Seriously, I said that to myself. In all reality I had a basic understanding of the concept of CPU load on a Linux server, but there were a few things I learned recently and I figured I’d share with the world.
I think everyone knows that if you run the top command you can get the 1 min 5 min and 15 min CPU load average for the box. Who cares though? It’s obvious to me I want to know about CPU percent used because in my mind that tells me how much CPU resources are being utilized. But what is this CPU load average metric?
For those of you who know all about CPU load average, now is when you might want to skip ahead to the portion of the blog where I give my philosophical opinion about if load average is useful. For the rest of you, let’s briefly discuss what exactly CPU load average really is.

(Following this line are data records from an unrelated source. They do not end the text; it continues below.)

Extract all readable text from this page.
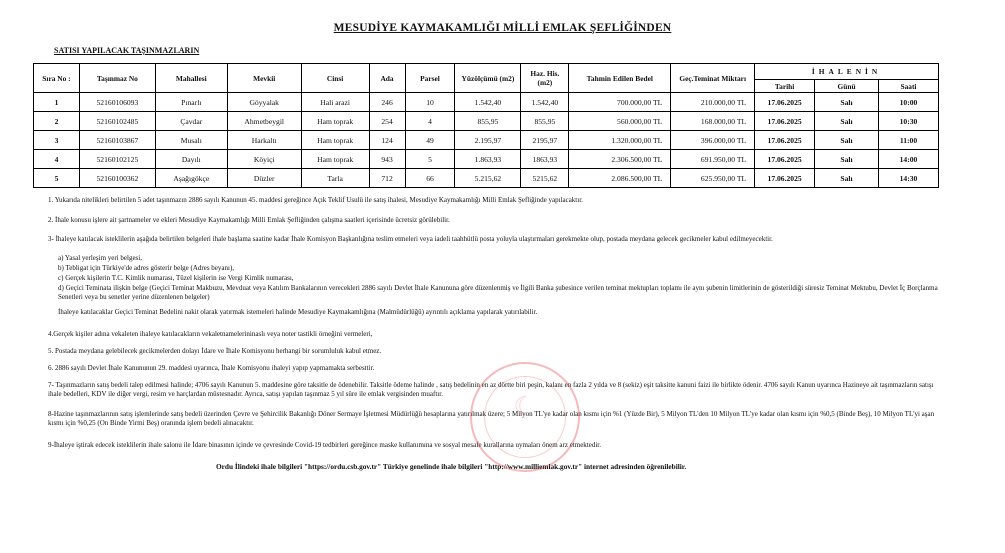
MESUDİYE KAYMAKAMLIĞI MİLLİ EMLAK ŞEFLİĞİNDEN
SATISI YAPILACAK TAŞINMAZLARIN
Sıra No :	Taşınmaz No	Mahallesi	Mevkii	Cinsi	Ada	Parsel	Yüzölçümü (m2)	Haz. His. (m2)	Tahmin Edilen Bedel	Geç.Teminat Miktarı	İHALENİN		
											Tarihi	Günü	Saati
1	52160106093	Pınarlı	Göyyalak	Hali arazi	246	10	1.542,40	1.542,40	700.000,00 TL	210.000,00 TL	17.06.2025	Salı	10:00
2	52160102485	Çavdar	Ahmetbeygil	Ham toprak	254	4	855,95	855,95	560.000,00 TL	168.000,00 TL	17.06.2025	Salı	10:30
3	52160103867	Musalı	Harkaltı	Ham toprak	124	49	2.195,97	2195,97	1.320.000,00 TL	396.000,00 TL	17.06.2025	Salı	11:00
4	52160102125	Dayılı	Köyiçi	Ham toprak	943	5	1.863,93	1863,93	2.306.500,00 TL	691.950,00 TL	17.06.2025	Salı	14:00
5	52160100362	Aşağıgökçe	Düzler	Tarla	712	66	5.215,62	5215,62	2.086.500,00 TL	625.950,00 TL	17.06.2025	Salı	14:30

1. Yukarıda nitelikleri belirtilen 5 adet taşınmazın 2886 sayılı Kanunun 45. maddesi gereğince Açık Teklif Usulü ile satış ihalesi, Mesudiye Kaymakamlığı Milli Emlak Şefliğinde yapılacaktır.

2. İhale konusu işlere ait şartnameler ve ekleri Mesudiye Kaymakamlığı Milli Emlak Şefliğinden çalışma saatleri içerisinde ücretsiz görülebilir.

3- İhaleye katılacak isteklilerin aşağıda belirtilen belgeleri ihale başlama saatine kadar İhale Komisyon Başkanlığına teslim etmeleri veya iadeli taahhütlü posta yoluyla ulaştırmaları gerekmekte olup, postada meydana gelecek gecikmeler kabul edilmeyecektir.

a) Yasal yerleşim yeri belgesi,

b) Tebligat için Türkiye'de adres gösterir belge (Adres beyanı),

c) Gerçek kişilerin T.C. Kimlik numarası, Tüzel kişilerin ise Vergi Kimlik numarası,

d) Geçici Teminata ilişkin belge (Geçici Teminat Makbuzu, Mevduat veya Katılım Bankalarının verecekleri 2886 sayılı Devlet İhale Kanununa göre düzenlenmiş ve İlgili Banka şubesince verilen teminat mektupları toplamı ile aynı şubenin limitlerinin de gösterildiği süresiz Teminat Mektubu, Devlet İç Borçlanma Senetleri veya bu senetler yerine düzenlenen belgeler)

İhaleye katılacaklar Geçici Teminat Bedelini nakit olarak yatırmak istemeleri halinde Mesudiye Kaymakamlığına (Malmüdürlüğü) ayrıntılı açıklama yapılarak yatırılabilir.

4.Gerçek kişiler adına vekaleten ihaleye katılacakların vekaletnamelerininaslı veya noter tastikli örneğini vermeleri,

5. Postada meydana gelebilecek gecikmelerden dolayı İdare ve İhale Komisyonu herhangi bir sorumluluk kabul etmez.

6. 2886 sayılı Devlet İhale Kanununun 29. maddesi uyarınca, İhale Komisyonu ihaleyi yapıp yapmamakta serbesttir.

7- Taşınmazların satış bedeli talep edilmesi halinde; 4706 sayılı Kanunun 5. maddesine göre taksitle de ödenebilir. Taksitle ödeme halinde , satış bedelinin en az dörtte biri peşin, kalanı en fazla 2 yılda ve 8 (sekiz) eşit taksitte kanuni faizi ile birlikte ödenir. 4706 sayılı Kanun uyarınca Hazineye ait taşınmazların satışı ihale bedelleri, KDV ile diğer vergi, resim ve harçlardan müstesnadır. Ayrıca, satışı yapılan taşınmaz 5 yıl süre ile emlak vergisinden muaftır.

8-Hazine taşınmazlarının satış işlemlerinde satış bedeli üzerinden Çevre ve Şehircilik Bakanlığı Döner Sermaye İşletmesi Müdürlüğü hesaplarına yatırılmak üzere; 5 Milyon TL'ye kadar olan kısmı için %1 (Yüzde Bir), 5 Milyon TL'den 10 Milyon TL'ye kadar olan kısmı için %0,5 (Binde Beş), 10 Milyon TL'yi aşan kısmı için %0,25 (On Binde Yirmi Beş) oranında işlem bedeli alınacaktır.

9-İhaleye iştirak edecek isteklilerin ihale salonu ile İdare binasının içinde ve çevresinde Covid-19 tedbirleri gereğince maske kullanımına ve sosyal mesafe kurallarına uymaları önem arz etmektedir.

Ordu İlindeki ihale bilgileri "https://ordu.csb.gov.tr" Türkiye genelinde ihale bilgileri "http://www.milliemlak.gov.tr" internet adresinden öğrenilebilir.

☾
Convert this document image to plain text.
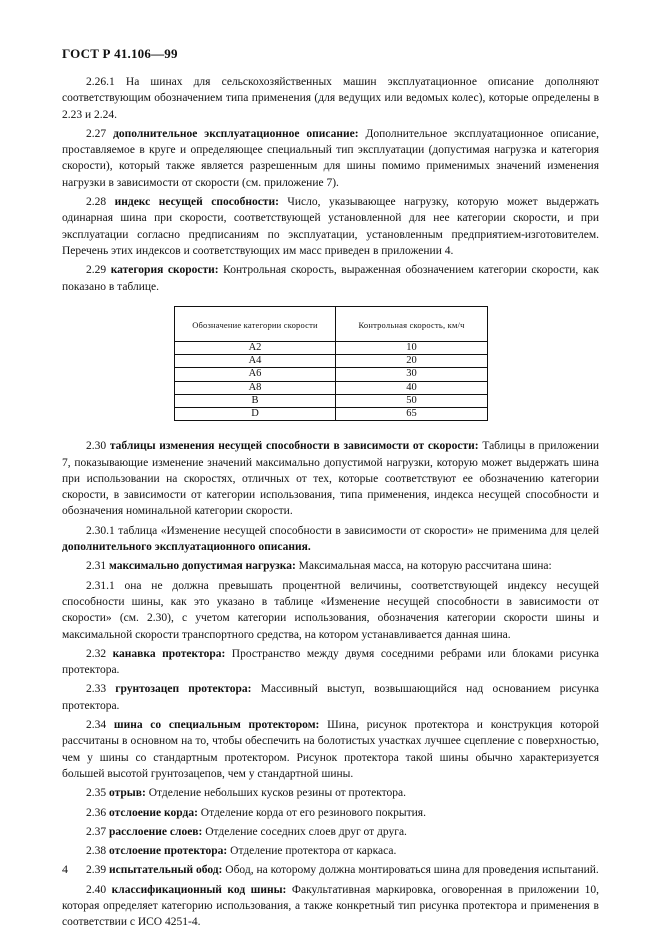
ГОСТ Р 41.106—99

2.26.1 На шинах для сельскохозяйственных машин эксплуатационное описание дополняют соответствующим обозначением типа применения (для ведущих или ведомых колес), которые определены в 2.23 и 2.24.

2.27 дополнительное эксплуатационное описание: Дополнительное эксплуатационное описание, проставляемое в круге и определяющее специальный тип эксплуатации (допустимая нагрузка и категория скорости), который также является разрешенным для шины помимо применимых значений изменения нагрузки в зависимости от скорости (см. приложение 7).

2.28 индекс несущей способности: Число, указывающее нагрузку, которую может выдержать одинарная шина при скорости, соответствующей установленной для нее категории скорости, и при эксплуатации согласно предписаниям по эксплуатации, установленным предприятием-изготовителем. Перечень этих индексов и соответствующих им масс приведен в приложении 4.

2.29 категория скорости: Контрольная скорость, выраженная обозначением категории скорости, как показано в таблице.

Обозначение категории скорости	Контрольная скорость, км/ч
A2	10
A4	20
A6	30
A8	40
B	50
D	65

2.30 таблицы изменения несущей способности в зависимости от скорости: Таблицы в приложении 7, показывающие изменение значений максимально допустимой нагрузки, которую может выдержать шина при использовании на скоростях, отличных от тех, которые соответствуют ее обозначению категории скорости, в зависимости от категории использования, типа применения, индекса несущей способности и обозначения номинальной категории скорости.

2.30.1 таблица «Изменение несущей способности в зависимости от скорости» не применима для целей дополнительного эксплуатационного описания.

2.31 максимально допустимая нагрузка: Максимальная масса, на которую рассчитана шина:

2.31.1 она не должна превышать процентной величины, соответствующей индексу несущей способности шины, как это указано в таблице «Изменение несущей способности в зависимости от скорости» (см. 2.30), с учетом категории использования, обозначения категории скорости шины и максимальной скорости транспортного средства, на котором устанавливается данная шина.

2.32 канавка протектора: Пространство между двумя соседними ребрами или блоками рисунка протектора.

2.33 грунтозацеп протектора: Массивный выступ, возвышающийся над основанием рисунка протектора.

2.34 шина со специальным протектором: Шина, рисунок протектора и конструкция которой рассчитаны в основном на то, чтобы обеспечить на болотистых участках лучшее сцепление с поверхностью, чем у шины со стандартным протектором. Рисунок протектора такой шины обычно характеризуется большей высотой грунтозацепов, чем у стандартной шины.

2.35 отрыв: Отделение небольших кусков резины от протектора.

2.36 отслоение корда: Отделение корда от его резинового покрытия.

2.37 расслоение слоев: Отделение соседних слоев друг от друга.

2.38 отслоение протектора: Отделение протектора от каркаса.

2.39 испытательный обод: Обод, на которому должна монтироваться шина для проведения испытаний.

2.40 классификационный код шины: Факультативная маркировка, оговоренная в приложении 10, которая определяет категорию использования, а также конкретный тип рисунка протектора и применения в соответствии с ИСО 4251-4.

4
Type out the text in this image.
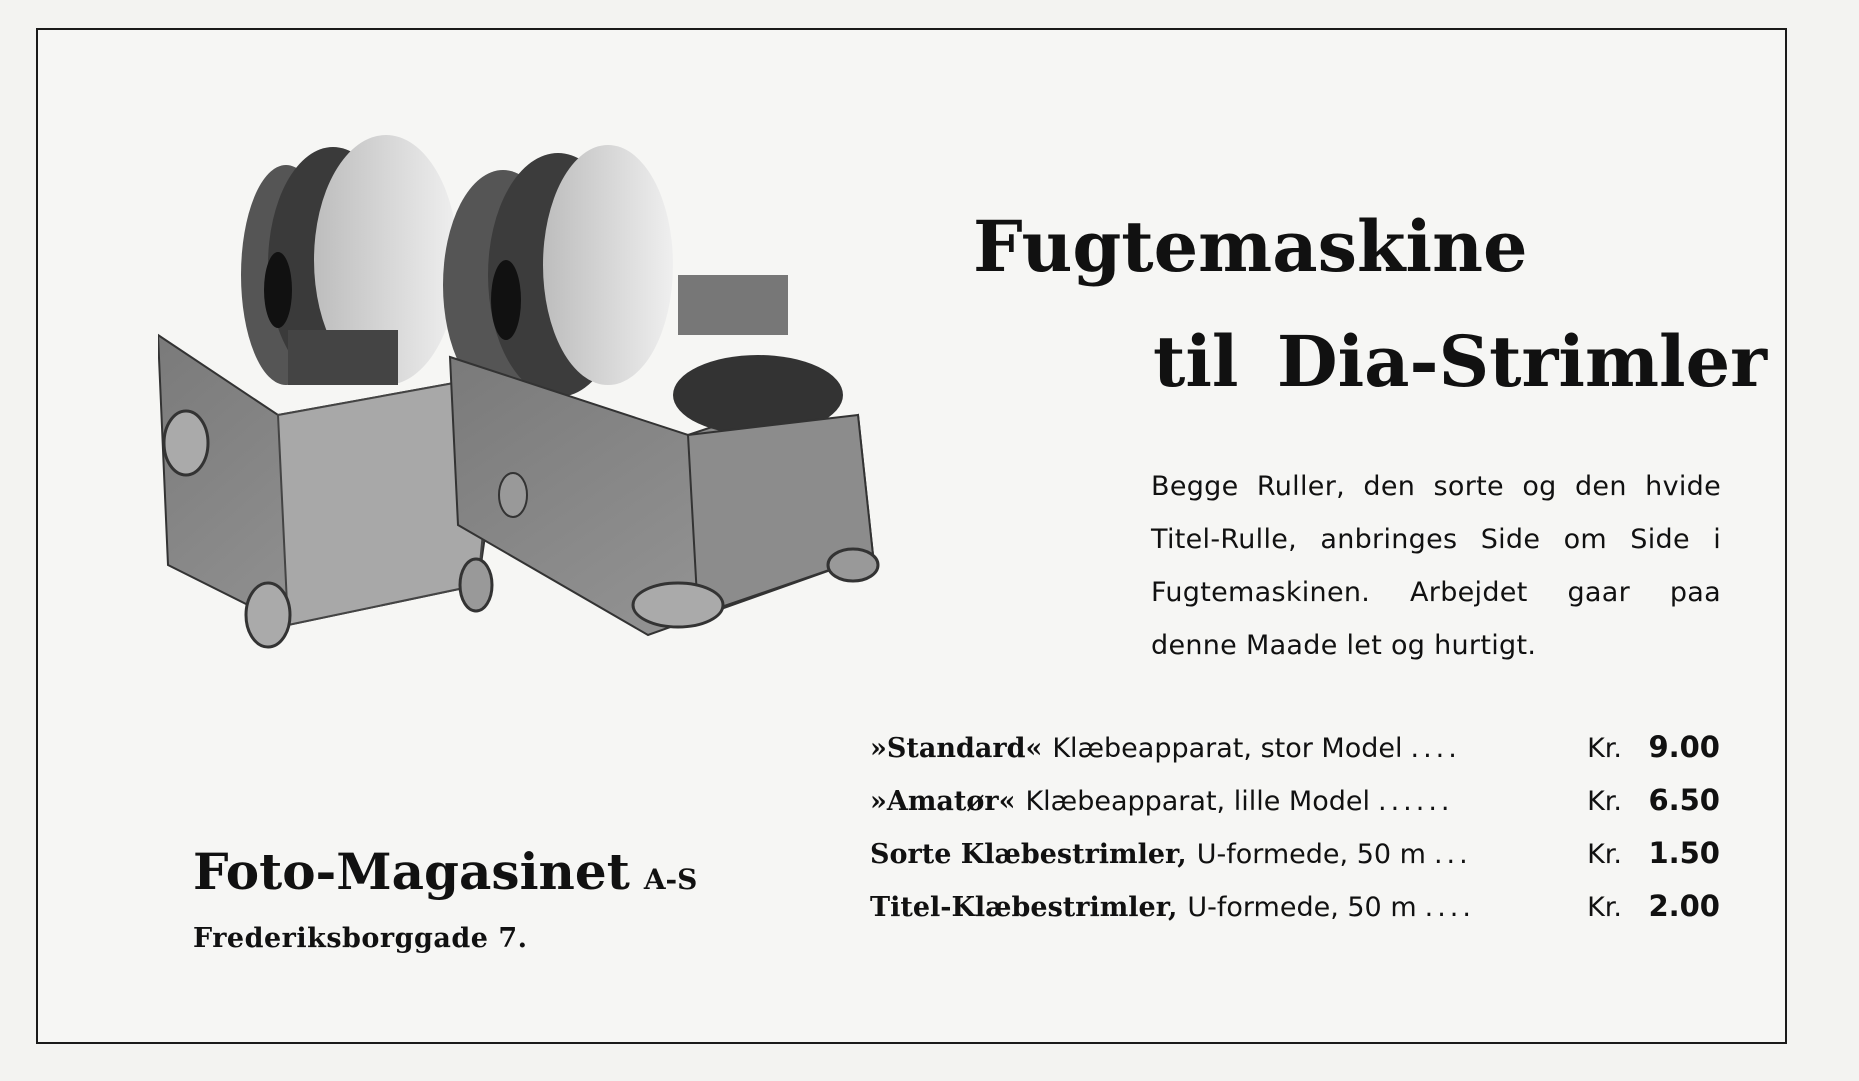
Fugtemaskine
til Dia-Strimler

Begge Ruller, den sorte og den hvide Titel-Rulle, anbringes Side om Side i Fugtemaskinen. Arbejdet gaar paa denne Maade let og hurtigt.

»Standard« Klæbeapparat, stor Model ....	Kr. 9.00
»Amatør« Klæbeapparat, lille Model ......	Kr. 6.50
Sorte Klæbestrimler, U-formede, 50 m ...	Kr. 1.50
Titel-Klæbestrimler, U-formede, 50 m ....	Kr. 2.00
Foto-Magasinet A-S
Frederiksborggade 7.
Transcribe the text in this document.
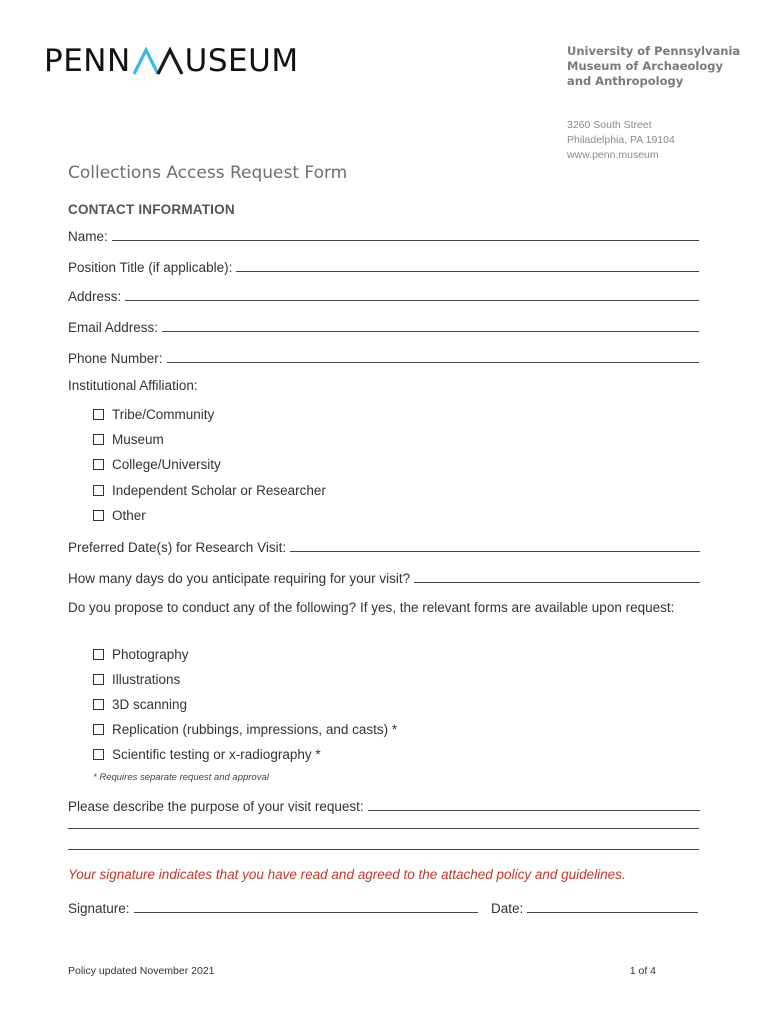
PENN USEUM	University of Pennsylvania
Museum of Archaeology
and Anthropology
3260 South Street
Philadelphia, PA 19104
www.penn.museum
Collections Access Request Form
CONTACT INFORMATION
Name:
Position Title (if applicable):
Address:
Email Address:
Phone Number:
Institutional Affiliation:
Tribe/Community
Museum
College/University
Independent Scholar or Researcher
Other
Preferred Date(s) for Research Visit:
How many days do you anticipate requiring for your visit?
Do you propose to conduct any of the following? If yes, the relevant forms are available upon request:
Photography
Illustrations
3D scanning
Replication (rubbings, impressions, and casts) *
Scientific testing or x-radiography *
* Requires separate request and approval
Please describe the purpose of your visit request:
Your signature indicates that you have read and agreed to the attached policy and guidelines.
Signature:	Date:
Policy updated November 2021	1 of 4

CPU load is the number of processes that are using, or want to use, CPU time, or queued up processes ready to use CPU. This can also be referred to as the run queue length. Let’s say for example you have 1 CPU with 1 core. If you have a load average of 1 that would mean you are at capacity and anything more than that would start to queue. If you have an average CPU load of .5 that would mean you are at half capacity giving you room for more load. But Cevin, I don’t have 1 CPU, I have 2 CPU’s. Good point! Who only has 1 CPU these days? Not me, that’s for sure! So what would be the load average number that would cause 2 CPU’s to be at capacity? It depends.
How many cores does each CPU have? Each core can handle a load average of 1. That means that your core is at capacity (meaning there is one process running on the core, and nothing queued up waiting for it.) Think of 1 as being 100% capacity, so if you have 2 physical CPU’s and each of them have 4 cores then in grand total you have 8 cores. Duh, right? Here’s the point, if you have 8 cores then you can have an average CPU load of 8 and that would put you at capacity. In this scenario, anything less than 8 would put you under capacity and anything over 8 would put you in the queue.
Another issue – load that is greater than your number of cores tells you that processes are queuing – but it tells you nothing about the type of work being queued. Some of the jobs queued may have very high CPU requirements and take a long time to run, and others may schedule a request and then cede the CPU. It’s like saying “there are 100 vehicles queued at the freeway on ramp.” It makes a big difference if those 100 vehicles are zippy motorbikes, or giant semi-trailers. So it’s possible to have a high load, and low CPU utilization.
Are we clear on CPU load now? Awesome!
Now to the second part of the question, “why do I care?”. This is in my opinion the most important part of the question. Here is the answer. Are you ready?…
wait for it….
wait for it…
It really depends on what that host is in charge of doing, and what the workload is. If that host is in charge of delivering time sensitive information for public consumption, or even private consumption then you absolutely do not want your load average to be bigger than 1 per CPU core. If that host is in charge of chugging through a queue of work which you do not care when it finishes then you could probably tolerate a load average of >1 per core. Note: If your load average is >1 for 24 hours a day then your host will never catch up (thank you captain obvious!).
Above is an example of a server that has 4 cores, and is straddling the line of load, but because it’s just processing jobs that are not time sensitive, it’s ok.
Above is an example of a server with 16 cores that is processing information that is time sensitive and is well within the load capacity of 16.
Know what your server is purposed for and monitor responsibly.